BERT stands for Bidirectional Encoder Representations from Transformers.
Unlike recent language representation models BERT is designed to pretrain deep bidirectional representations from unlabeled text by jointly conditioning on both left and right context in all layers.
BERT is state-of-the-art natural language processing model from Google. Using its latent space, it can be repurpossed for various NLP tasks, such as sentiment analysis.
This simple wrapper based on Transformers and PyTorch achieves 83.5% accuracy on guessing positivity / negativity on tweets.
The accuarcy of the model can be improved dramatically with providing the whole dataset to the model. We worked with a sample of the dataset to match the computation power and cost needed.
You should install the vocabulary file, the configuration file and the weigths from https://www.kaggle.com/abhishek/bert-base-uncased to the inputs folder.
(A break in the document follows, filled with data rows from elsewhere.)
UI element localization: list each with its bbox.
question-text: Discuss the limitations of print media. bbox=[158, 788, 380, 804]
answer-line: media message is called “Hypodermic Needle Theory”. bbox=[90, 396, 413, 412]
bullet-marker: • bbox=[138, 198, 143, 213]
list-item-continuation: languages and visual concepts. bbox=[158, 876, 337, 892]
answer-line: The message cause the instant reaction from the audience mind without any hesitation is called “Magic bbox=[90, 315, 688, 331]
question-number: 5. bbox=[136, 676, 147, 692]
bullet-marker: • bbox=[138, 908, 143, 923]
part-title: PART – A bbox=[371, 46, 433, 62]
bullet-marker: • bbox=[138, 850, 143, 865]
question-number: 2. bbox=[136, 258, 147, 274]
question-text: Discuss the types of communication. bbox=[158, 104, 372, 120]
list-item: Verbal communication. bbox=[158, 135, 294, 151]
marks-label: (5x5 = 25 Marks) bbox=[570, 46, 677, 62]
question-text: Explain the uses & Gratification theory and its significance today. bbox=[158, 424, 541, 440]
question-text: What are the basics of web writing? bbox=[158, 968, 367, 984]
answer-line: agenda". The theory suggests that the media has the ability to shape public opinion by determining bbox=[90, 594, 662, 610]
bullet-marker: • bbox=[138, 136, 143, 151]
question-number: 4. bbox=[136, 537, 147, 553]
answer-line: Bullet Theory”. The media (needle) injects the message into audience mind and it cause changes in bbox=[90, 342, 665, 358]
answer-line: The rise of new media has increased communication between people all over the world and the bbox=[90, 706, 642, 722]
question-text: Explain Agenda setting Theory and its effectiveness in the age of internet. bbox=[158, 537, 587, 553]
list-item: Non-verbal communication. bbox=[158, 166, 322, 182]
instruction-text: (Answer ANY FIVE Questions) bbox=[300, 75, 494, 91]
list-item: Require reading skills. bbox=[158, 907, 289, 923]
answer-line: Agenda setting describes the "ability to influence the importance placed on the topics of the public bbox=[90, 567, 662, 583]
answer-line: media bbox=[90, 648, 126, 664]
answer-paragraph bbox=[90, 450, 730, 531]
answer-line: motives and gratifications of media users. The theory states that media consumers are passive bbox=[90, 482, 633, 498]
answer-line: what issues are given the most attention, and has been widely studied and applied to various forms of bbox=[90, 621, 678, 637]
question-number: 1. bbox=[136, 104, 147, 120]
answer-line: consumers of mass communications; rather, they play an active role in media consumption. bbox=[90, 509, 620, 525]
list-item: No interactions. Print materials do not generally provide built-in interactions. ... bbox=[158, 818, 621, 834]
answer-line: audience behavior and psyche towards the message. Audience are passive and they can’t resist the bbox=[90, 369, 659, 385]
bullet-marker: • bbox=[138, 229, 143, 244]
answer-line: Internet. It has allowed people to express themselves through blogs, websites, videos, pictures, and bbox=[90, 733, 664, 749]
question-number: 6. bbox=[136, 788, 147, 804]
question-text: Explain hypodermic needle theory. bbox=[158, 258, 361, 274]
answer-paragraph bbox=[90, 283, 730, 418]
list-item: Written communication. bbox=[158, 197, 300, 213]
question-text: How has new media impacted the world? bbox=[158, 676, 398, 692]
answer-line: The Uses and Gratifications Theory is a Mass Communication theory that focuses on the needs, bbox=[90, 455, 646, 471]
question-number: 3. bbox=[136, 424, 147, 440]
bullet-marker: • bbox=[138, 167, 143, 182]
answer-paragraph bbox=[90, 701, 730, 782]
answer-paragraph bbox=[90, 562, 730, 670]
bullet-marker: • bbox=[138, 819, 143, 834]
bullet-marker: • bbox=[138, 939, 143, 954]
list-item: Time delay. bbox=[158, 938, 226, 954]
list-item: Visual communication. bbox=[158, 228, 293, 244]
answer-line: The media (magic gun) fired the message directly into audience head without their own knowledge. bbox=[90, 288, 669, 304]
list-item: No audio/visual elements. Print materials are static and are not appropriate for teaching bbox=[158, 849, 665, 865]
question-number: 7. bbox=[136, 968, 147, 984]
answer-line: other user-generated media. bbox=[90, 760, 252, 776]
The dataset was extracted from the the sentiment140 dataset provided in kaggle. It contains 1,600,000 tweets extracted using the twitter api. You can download it from the link: https://www.kaggle.com/kazanova/sentiment140?fbclid=IwAR0bhTuv49t2LkRhNqaEfGhNdb-IOPq45ebCnBrB9xAQq5RHkowjd6M8xyw
Training with default parameters can be performed simply by.
python train.py
Optionally, you can change certain parameters like batch and valid size and number of epochs from the config.py
python app.py
A simple graphical user interface managed by tkinter will open to you with a textarea to write your tweet.